Docker Desktop Flaw Exposes Windows and macOS Hosts to Container Escape
- Cyber Jack

- Aug 25
- 2 min read
Docker has shipped an urgent patch for a critical vulnerability in Docker Desktop that allowed malicious containers to break out of their sandbox and gain unauthorized access to host systems. The flaw, tracked as CVE-2025-9074, carries a CVSS score of 9.3 out of 10 and has been fixed in version 4.44.3.
At the heart of the bug was an overlooked internal API exposure. According to security researcher Felix Boulet, any container could connect to the Docker Engine API at 192.168.65.7:2375 without authentication. That loophole made it trivial for an attacker to spin up new containers, mount host drives, and manipulate host files directly.
In proof-of-concept exploits, a single HTTP request from inside a container was enough to bind a Windows host’s C:\ drive into the attacker’s container. From there, attackers could read sensitive data, inject malware, or overwrite system DLLs to escalate privileges. On macOS, safeguards are stronger — user directory mounts require permission, and the app does not run with admin privileges by default — but attackers could still backdoor Docker itself by tampering with its configuration files.
“This could allow unauthorized access to user files on the host system. Enhanced Container Isolation does not mitigate this vulnerability,” Docker warned in its advisory.
Windows Hit Hardest
Philippe Dugre of PVOTAL Technologies highlighted the risk on Windows desktops, noting that attackers could not only read any file but also escalate to full system control. Linux installations are unaffected since the Docker Engine there communicates over a local Unix socket rather than an exposed TCP port.

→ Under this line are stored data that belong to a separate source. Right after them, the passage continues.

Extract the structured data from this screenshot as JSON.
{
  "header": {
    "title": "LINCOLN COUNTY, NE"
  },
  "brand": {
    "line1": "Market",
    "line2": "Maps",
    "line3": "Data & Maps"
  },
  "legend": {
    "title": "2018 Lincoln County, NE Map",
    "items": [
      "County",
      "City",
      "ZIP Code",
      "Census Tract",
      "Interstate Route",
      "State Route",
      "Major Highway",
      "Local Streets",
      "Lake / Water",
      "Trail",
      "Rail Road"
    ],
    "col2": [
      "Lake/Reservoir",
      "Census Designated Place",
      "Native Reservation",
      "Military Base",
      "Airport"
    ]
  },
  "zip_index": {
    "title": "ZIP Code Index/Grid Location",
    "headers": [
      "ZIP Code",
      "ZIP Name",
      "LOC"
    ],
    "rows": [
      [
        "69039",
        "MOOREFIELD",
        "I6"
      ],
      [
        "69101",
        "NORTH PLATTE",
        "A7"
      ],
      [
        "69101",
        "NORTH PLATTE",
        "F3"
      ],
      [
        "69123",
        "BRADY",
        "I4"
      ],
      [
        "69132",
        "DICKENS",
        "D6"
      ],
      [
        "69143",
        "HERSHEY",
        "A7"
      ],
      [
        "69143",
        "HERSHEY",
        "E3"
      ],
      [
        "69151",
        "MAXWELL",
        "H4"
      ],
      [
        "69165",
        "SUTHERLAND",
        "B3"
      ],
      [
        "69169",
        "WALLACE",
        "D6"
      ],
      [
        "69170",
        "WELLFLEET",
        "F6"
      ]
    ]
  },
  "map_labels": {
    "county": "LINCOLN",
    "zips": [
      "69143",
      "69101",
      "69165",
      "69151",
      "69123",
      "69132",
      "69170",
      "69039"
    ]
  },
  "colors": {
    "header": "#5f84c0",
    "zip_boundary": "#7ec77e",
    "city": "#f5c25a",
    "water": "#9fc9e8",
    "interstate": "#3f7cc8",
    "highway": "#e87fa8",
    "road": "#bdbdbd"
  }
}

Boulet summed it up bluntly: “At its core, this vulnerability was a simple oversight. Docker’s internal HTTP API was reachable from any container without authentication or access controls.”
Easy Exploit, Big Risk
The exploit requires no advanced skillset, making it particularly dangerous in enterprise environments where Docker Desktop is used casually as “developer tooling.” An attacker could seed a malicious image or chain the flaw through a server-side request forgery (SSRF) bug to hit the exposed API remotely.
Gabrielle Hempel, security operations strategist at Exabeam, said the flaw underscores a recurring lesson in container security.
“This CVE reinforces a hot take I have in cloud and container security: isolation boundaries aren’t as strong as vendors want us to believe. Even with ECI enabled, you can still escalate privilege from inside a container to a host. This kind of exploit is why defense-in-depth isn’t optional.”
She warned that the “window of time between disclosure and patching is critical,” urging security teams to rely on endpoint telemetry and behavioral detections until patches are fully rolled out.
Patch Now
Docker recommends upgrading immediately to Desktop 4.44.3 or newer. Security teams are also advised to treat Docker Desktop as a privileged component of the software stack, monitor for abnormal API calls from within containers, and assume that containers are not an impenetrable boundary.
The flaw is another reminder that container engines carry the same risk surface as hypervisors — and when their security slips, so does the entire system they run on.